Obviously that argument won’t convince the secularists who brought the appeal to the court. But it should matter to the many religious voices in Israel and abroad calling to draft bnei Torah. The exact halachic status of this war is beyond this column’s scope; likewise, how to deal with the thorny issue of bochurim who aren’t learning. I also don’t for a moment make light of the disparity in risk of those on the front lines versus those at a shtender. But all of that is largely moot because the big picture is that — especially now — we desperately need more Torah learning, not less.

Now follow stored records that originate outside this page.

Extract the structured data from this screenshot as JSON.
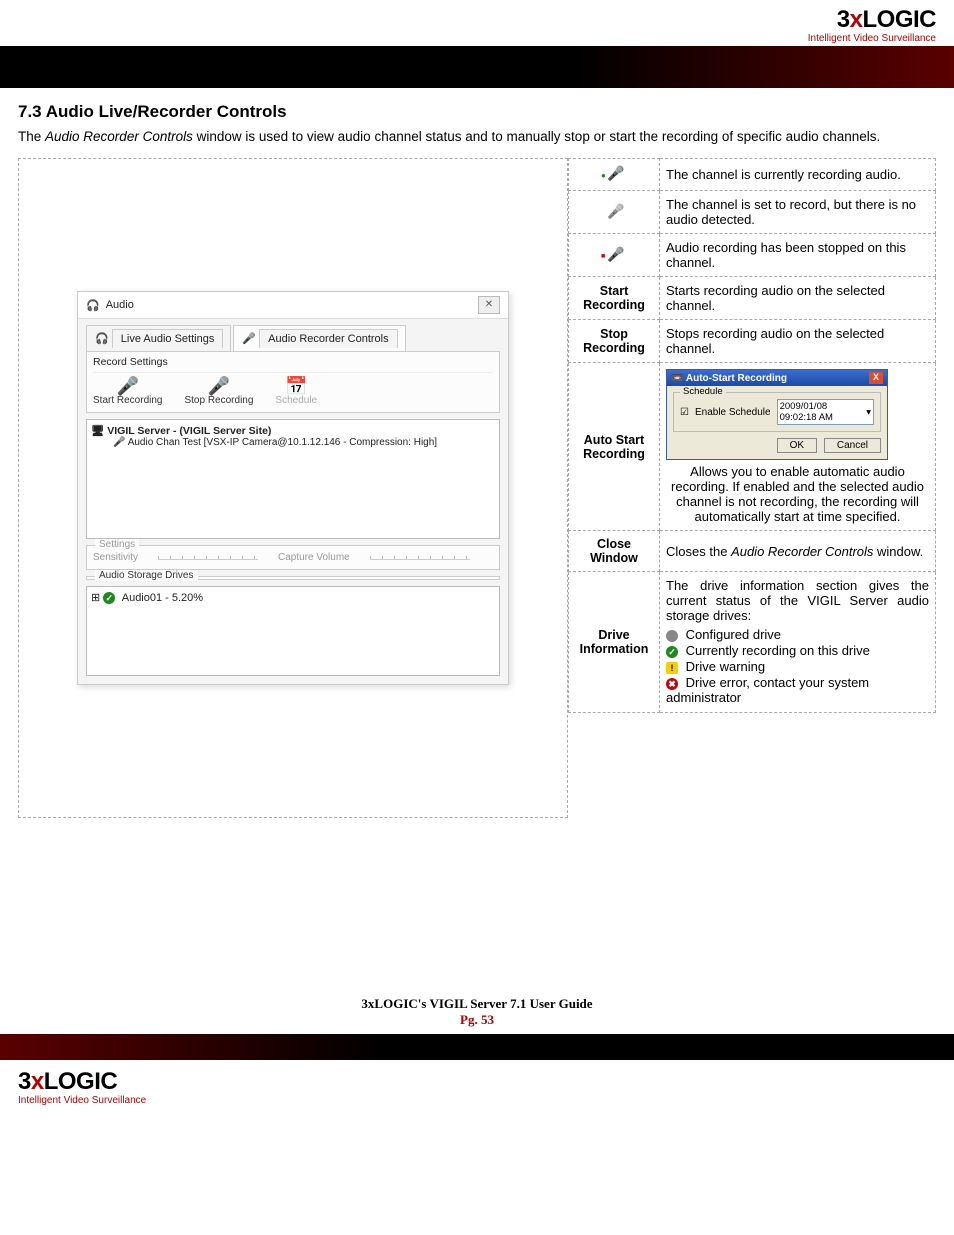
{
  "brand": {
    "name_prefix": "3",
    "name_x": "x",
    "name_suffix": "LOGIC",
    "tagline": "Intelligent Video Surveillance"
  },
  "section": {
    "heading": "7.3 Audio Live/Recorder Controls",
    "intro_prefix": "The ",
    "intro_window_name": "Audio Recorder Controls",
    "intro_suffix": " window is used to view audio channel status and to manually stop or start the recording of specific audio channels."
  },
  "audio_window": {
    "title": "Audio",
    "tab_live": "Live Audio Settings",
    "tab_recorder": "Audio Recorder Controls",
    "record_settings_label": "Record Settings",
    "btn_start": "Start Recording",
    "btn_stop": "Stop Recording",
    "btn_schedule": "Schedule",
    "tree_server": "VIGIL Server - (VIGIL Server Site)",
    "tree_channel": "Audio Chan Test [VSX-IP Camera@10.1.12.146 - Compression: High]",
    "settings_label": "Settings",
    "sensitivity_label": "Sensitivity",
    "capture_label": "Capture Volume",
    "storage_label": "Audio Storage Drives",
    "storage_item": "Audio01 - 5.20%"
  },
  "desc": {
    "row1": "The channel is currently recording audio.",
    "row2": "The channel is set to record, but there is no audio detected.",
    "row3": "Audio recording has been stopped on this channel.",
    "start_label": "Start Recording",
    "start_desc": "Starts recording audio on the selected channel.",
    "stop_label": "Stop Recording",
    "stop_desc": "Stops recording audio on the selected channel.",
    "auto_label": "Auto Start Recording",
    "auto_desc": "Allows you to enable automatic audio recording. If enabled and the selected audio channel is not recording, the recording will automatically start at time specified.",
    "close_label": "Close Window",
    "close_desc_prefix": "Closes the ",
    "close_desc_em": "Audio Recorder Controls",
    "close_desc_suffix": " window.",
    "drive_label": "Drive Information",
    "drive_intro": "The drive information section gives the current status of the VIGIL Server audio storage drives:",
    "drive_configured": "Configured drive",
    "drive_current": "Currently recording on this drive",
    "drive_warning": "Drive warning",
    "drive_error": "Drive error, contact your system administrator"
  },
  "auto_dialog": {
    "title": "Auto-Start Recording",
    "group": "Schedule",
    "checkbox": "Enable Schedule",
    "datetime": "2009/01/08 09:02:18 AM",
    "ok": "OK",
    "cancel": "Cancel"
  },
  "footer": {
    "guide": "3xLOGIC's VIGIL Server 7.1 User Guide",
    "page": "Pg. 53"
  }
}
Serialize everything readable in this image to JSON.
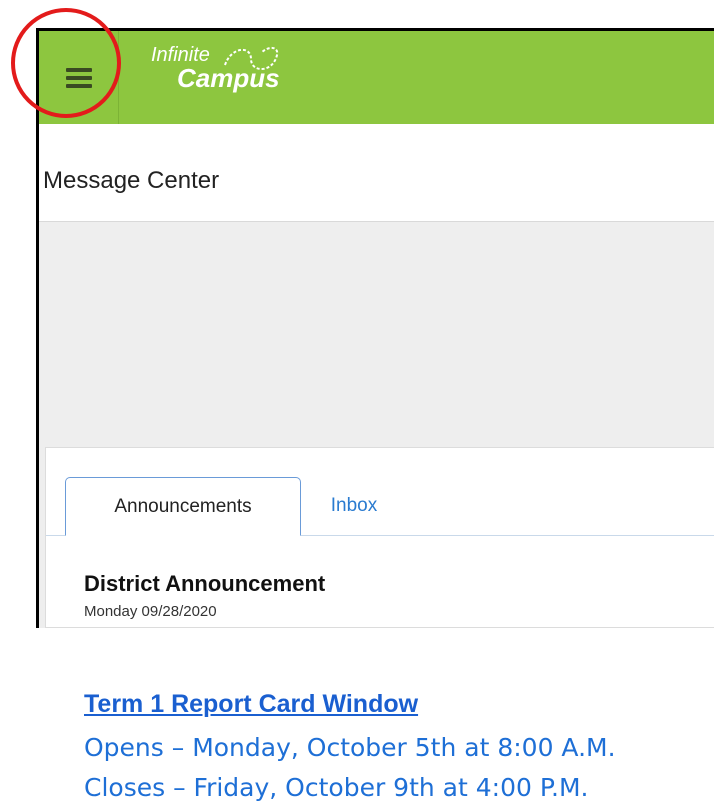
{
  "header": {
    "logo_line1": "Infinite",
    "logo_line2": "Campus",
    "menu_icon": "hamburger-menu-icon",
    "bar_color": "#8dc63f"
  },
  "page": {
    "title": "Message Center"
  },
  "tabs": [
    {
      "label": "Announcements",
      "active": true
    },
    {
      "label": "Inbox",
      "active": false
    }
  ],
  "announcement": {
    "title": "District Announcement",
    "date": "Monday 09/28/2020",
    "link_title": "Term 1 Report Card Window",
    "lines": [
      "Opens – Monday, October 5th at 8:00 A.M.",
      "Closes – Friday, October 9th at 4:00 P.M."
    ]
  },
  "annotation": {
    "color": "#e31b1b"
  }
}
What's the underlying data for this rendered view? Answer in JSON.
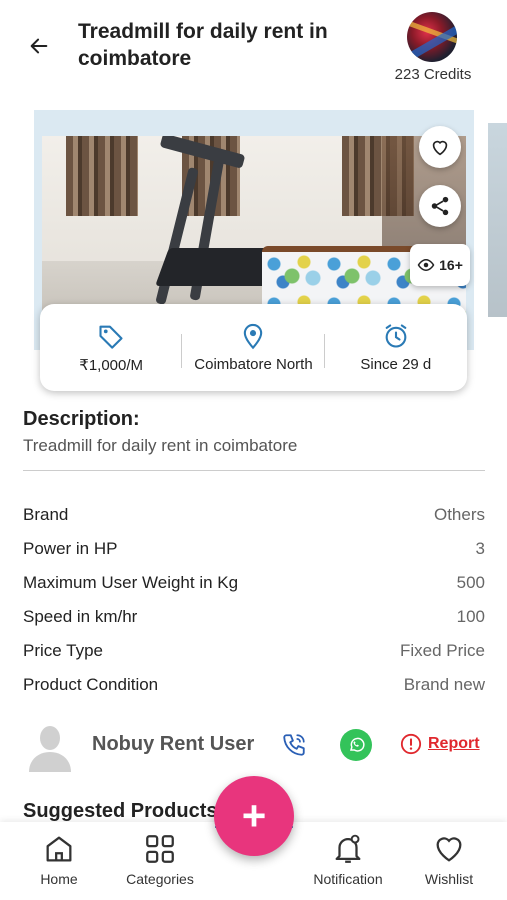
{
  "header": {
    "title": "Treadmill for daily rent in coimbatore",
    "credits": "223 Credits"
  },
  "listing": {
    "views_badge": "16+",
    "price": "₹1,000/M",
    "location": "Coimbatore North",
    "since": "Since 29 d"
  },
  "description": {
    "heading": "Description:",
    "text": "Treadmill for daily rent in coimbatore"
  },
  "specs": [
    {
      "label": "Brand",
      "value": "Others"
    },
    {
      "label": "Power in HP",
      "value": "3"
    },
    {
      "label": "Maximum User Weight in Kg",
      "value": "500"
    },
    {
      "label": "Speed in km/hr",
      "value": "100"
    },
    {
      "label": "Price Type",
      "value": "Fixed Price"
    },
    {
      "label": "Product Condition",
      "value": "Brand new"
    }
  ],
  "owner": {
    "name": "Nobuy Rent User",
    "report_label": "Report"
  },
  "suggested_heading": "Suggested Products",
  "fab_label": "+",
  "bottom_nav": {
    "home": "Home",
    "categories": "Categories",
    "notification": "Notification",
    "wishlist": "Wishlist"
  },
  "colors": {
    "accent_pink": "#e8357d",
    "icon_blue": "#2a7ab5",
    "report_red": "#e0282e",
    "whatsapp_green": "#33c35a"
  }
}
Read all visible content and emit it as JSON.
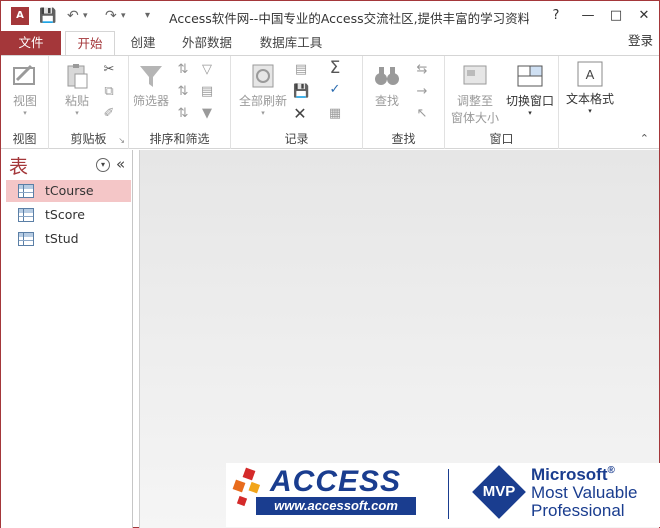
{
  "titlebar": {
    "app_icon_label": "A",
    "title": "Access软件网--中国专业的Access交流社区,提供丰富的学习资料...",
    "help": "?",
    "minimize": "—",
    "restore": "□",
    "close": "✕"
  },
  "tabs": {
    "file": "文件",
    "items": [
      "开始",
      "创建",
      "外部数据",
      "数据库工具"
    ],
    "active": "开始",
    "login": "登录"
  },
  "ribbon": {
    "groups": {
      "views": {
        "label": "视图",
        "btn": "视图"
      },
      "clipboard": {
        "label": "剪贴板",
        "paste": "粘贴"
      },
      "sort_filter": {
        "label": "排序和筛选",
        "filter": "筛选器"
      },
      "records": {
        "label": "记录",
        "refresh": "全部刷新"
      },
      "find": {
        "label": "查找",
        "find": "查找"
      },
      "window": {
        "label": "窗口",
        "fit_line1": "调整至",
        "fit_line2": "窗体大小",
        "switch": "切换窗口"
      },
      "text": {
        "format": "文本格式"
      }
    }
  },
  "nav": {
    "title": "表",
    "items": [
      {
        "label": "tCourse",
        "selected": true
      },
      {
        "label": "tScore",
        "selected": false
      },
      {
        "label": "tStud",
        "selected": false
      }
    ]
  },
  "banner": {
    "access_title": "ACCESS",
    "access_url": "www.accessoft.com",
    "mvp": "MVP",
    "ms_line1": "Microsoft",
    "ms_reg": "®",
    "ms_line2": "Most Valuable",
    "ms_line3": "Professional"
  },
  "colors": {
    "accent": "#a4373a",
    "selection": "#f4c6c7",
    "banner_blue": "#1a3d8f"
  }
}
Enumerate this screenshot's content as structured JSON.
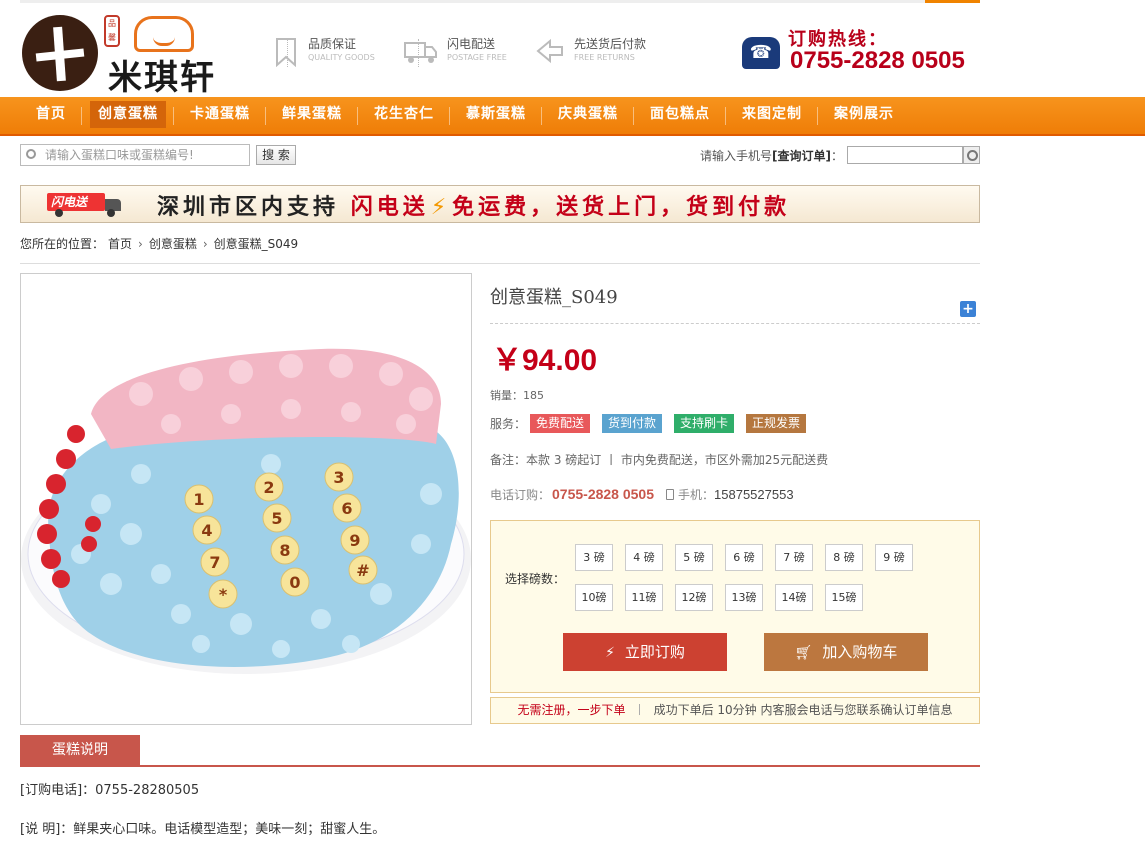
{
  "header": {
    "logo_name": "米琪轩",
    "logo_seal": "品馨",
    "features": [
      {
        "title": "品质保证",
        "subtitle": "QUALITY GOODS",
        "icon": "bookmark-icon"
      },
      {
        "title": "闪电配送",
        "subtitle": "POSTAGE FREE",
        "icon": "truck-icon"
      },
      {
        "title": "先送货后付款",
        "subtitle": "FREE RETURNS",
        "icon": "return-icon"
      }
    ],
    "hotline_label": "订购热线：",
    "hotline_number": "0755-2828 0505"
  },
  "nav": {
    "items": [
      "首页",
      "创意蛋糕",
      "卡通蛋糕",
      "鲜果蛋糕",
      "花生杏仁",
      "慕斯蛋糕",
      "庆典蛋糕",
      "面包糕点",
      "来图定制",
      "案例展示"
    ],
    "active": "创意蛋糕"
  },
  "search": {
    "placeholder": "请输入蛋糕口味或蛋糕编号!",
    "button": "搜 索",
    "order_query_label": "请输入手机号",
    "order_query_bold": "[查询订单]",
    "order_query_colon": "："
  },
  "banner": {
    "truck_label": "闪电送",
    "text_a": "深圳市区内支持",
    "text_b": "闪电送",
    "text_c": "免运费，送货上门，货到付款"
  },
  "breadcrumb": {
    "prefix": "您所在的位置：",
    "items": [
      "首页",
      "创意蛋糕",
      "创意蛋糕_S049"
    ]
  },
  "product": {
    "title": "创意蛋糕_S049",
    "price": "￥94.00",
    "sales_label": "销量：",
    "sales": "185",
    "service_label": "服务：",
    "tags": [
      {
        "label": "免费配送",
        "color": "#e8585a"
      },
      {
        "label": "货到付款",
        "color": "#5aa3cf"
      },
      {
        "label": "支持刷卡",
        "color": "#2fae6a"
      },
      {
        "label": "正规发票",
        "color": "#b5773f"
      }
    ],
    "note": "备注：本款 3 磅起订 丨 市内免费配送，市区外需加25元配送费",
    "phone_label": "电话订购：",
    "phone": "0755-2828 0505",
    "mobile_label": "手机：",
    "mobile": "15875527553"
  },
  "buybox": {
    "weight_label": "选择磅数：",
    "weights": [
      "3 磅",
      "4 磅",
      "5 磅",
      "6 磅",
      "7 磅",
      "8 磅",
      "9 磅",
      "10磅",
      "11磅",
      "12磅",
      "13磅",
      "14磅",
      "15磅"
    ],
    "buy_now": "立即订购",
    "add_cart": "加入购物车"
  },
  "promo": {
    "red": "无需注册，一步下单",
    "sep": "丨",
    "gray": "成功下单后 10分钟 内客服会电话与您联系确认订单信息"
  },
  "description": {
    "tab": "蛋糕说明",
    "lines": [
      "[订购电话]：0755-28280505",
      "[说 明]：鲜果夹心口味。电话模型造型；美味一刻；甜蜜人生。"
    ]
  },
  "colors": {
    "accent": "#f7941d",
    "price": "#c40018",
    "tab": "#c8564b"
  }
}
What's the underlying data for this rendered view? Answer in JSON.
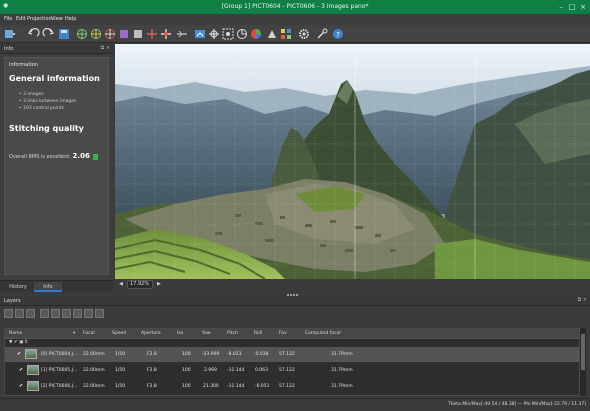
{
  "window": {
    "title": "[Group 1] PICT0604 - PICT0606 - 3 images pano*",
    "app_icon": "hugin-icon"
  },
  "menu": [
    "File",
    "Edit",
    "Projection",
    "View",
    "Help"
  ],
  "info_panel": {
    "header": "Info",
    "section_label": "Information",
    "general_heading": "General information",
    "general_items": [
      "3 images",
      "3 links between images",
      "193 control points"
    ],
    "quality_heading": "Stitching quality",
    "rms_label": "Overall RMS is excellent:",
    "rms_value": "2.06",
    "rms_status_color": "#36b24b"
  },
  "left_tabs": [
    {
      "label": "History",
      "active": false
    },
    {
      "label": "Info",
      "active": true
    }
  ],
  "preview": {
    "zoom": "17.92%"
  },
  "layers": {
    "title": "Layers",
    "columns": [
      "Name",
      "Focal",
      "Speed",
      "Aperture",
      "Iso",
      "Yaw",
      "Pitch",
      "Roll",
      "Fov",
      "Computed focal"
    ],
    "group_label": "▼ ✔ ▣ 0",
    "rows": [
      {
        "name": "[0] PICT0604.J...",
        "focal": "22.00mm",
        "speed": "1/50",
        "aperture": "F2.8",
        "iso": "100",
        "yaw": "-23.999",
        "pitch": "-8.023",
        "roll": "-0.038",
        "fov": "57.122",
        "computed": "31.79mm",
        "selected": true
      },
      {
        "name": "[1] PICT0605.J...",
        "focal": "22.00mm",
        "speed": "1/50",
        "aperture": "F2.8",
        "iso": "100",
        "yaw": "2.969",
        "pitch": "-11.144",
        "roll": "0.063",
        "fov": "57.122",
        "computed": "31.79mm",
        "selected": false
      },
      {
        "name": "[2] PICT0606.J...",
        "focal": "22.00mm",
        "speed": "1/50",
        "aperture": "F2.8",
        "iso": "100",
        "yaw": "21.300",
        "pitch": "-11.144",
        "roll": "-0.051",
        "fov": "57.122",
        "computed": "31.79mm",
        "selected": false
      }
    ]
  },
  "statusbar": {
    "text": "Theta Min/Max[-49.54 / 48.38] — Phi Min/Max[-22.79 / 11.37]"
  },
  "colors": {
    "titlebar": "#0f7f44",
    "selection": "#545454",
    "tab_accent": "#2b7bd6"
  },
  "icons": {
    "toolbar": [
      "new-project-icon",
      "open-icon",
      "undo-icon",
      "redo-icon",
      "save-icon",
      "align-icon",
      "control-points-icon",
      "crop-icon",
      "mask-icon",
      "stitch-icon",
      "fov-icon",
      "fit-icon",
      "zoom-icon",
      "pan-icon",
      "move-icon",
      "center-icon",
      "color-icon",
      "exposure-icon",
      "settings-icon",
      "tools-icon",
      "help-icon"
    ]
  }
}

The environment facing the Jewish People has, almost overnight, grown shockingly hostile. All the initiatives to fight back on campus and lobby the White House are good, but does anyone who opens a Chumash really think that they’re enough? Even a cursory reading of Krias Shema shows that the material state of the Jewish nation is always an outgrowth of its spiritual level.

Mirroring the Jewish heroism and self-sacrifice of Israel’s soldiers on the front lines, there’s a spiritual battle underway about Am Yisrael’s survival in Eretz Yisrael. No one in their right mind would say that it’s time to send the army on furlough, so why the calls to empty the beis medrash?

The sad existence of a debate around the centrality of Torah in a Jewish country brings to mind a midrash about the Mikdash. “Rav Yehoshua Ben Levi said; ‘If the nations of the world had known how good the Mikdash was for them, they would have protected it with military encampments and ramparts.”

Substitute the yeshivos for the Mikdash, and the 2024 parallel is obvious. It’s sad that for some secular Jews, the central lesson of the Simchas Torah attack is that less Torah is needed in the Jewish state. But that’s wrong, because we aren’t a normal nation. We should be herding people to a Gemara at gunpoint, not discussing which financial penalty will take them away most quickly.

As we celebrate Shavuos, another oft-overlooked fact about the great desert encampment of Am Yisrael speaks to the current zeitgeist.

Think about how big cities are constructed: In the center are the value-generating industries and the big cultural institutions that define what the city is. Everything else radiates out from that core, and by definition is less valuable. For that reason, it would be unthinkable to replace the Metropolitan Museum of Art with a duck pond, because city centers are meant for cultural icons, not duck ponds.

And so it was with the world that Shavuos created and the Mikdash implemented. At the heart of the teeming city of millions, there was no central business district. Instead, the Mikdash became our downtown, our central business district. Why? Because we became a nation whose focal point and central mandate is Torah, with everything else subordinate.

As we report for all-night duty in shuls all over the world, we’re declaring that thousands of years later — despite everything that Hamas, Hezbollah, and Co. throw at us — we’re still a nation that’s camped out around the Mishkan.


Good Riddance, UN

Israel’s outgoing UN ambassador Gilad Erdan wants to bring down the United Nations. At the third annual Jerusalem Conference staged by Arutz Sheva a short distance from the UN’s Midtown headquarters, Erdan spoke of Israel working to persuade allies to defund the institution. “We need to erode the institution’s legitimacy, and unless it undergoes fundamental reform, we should create a democratic alternative, John McCain’s ‘League of Democracies.’ ”

To me, this sounds like a ready-made program for a second Trump administration, working with right-wing allies such as the Netherlands’ Geert Wilders, Italy’s Giorgia Meloni, and Argentina’s Javier Milei. The idea would be a tough sell overall, but as the rise of Trumpism and Brexit show, fringe ideas can become mainstream.

With the genocide allegations in international courts, the UN’s anti-Israel bigotry has crossed from unpleasant to dangerous. It’s time for the organization to follow its predecessor, the League of Nations, into the history books.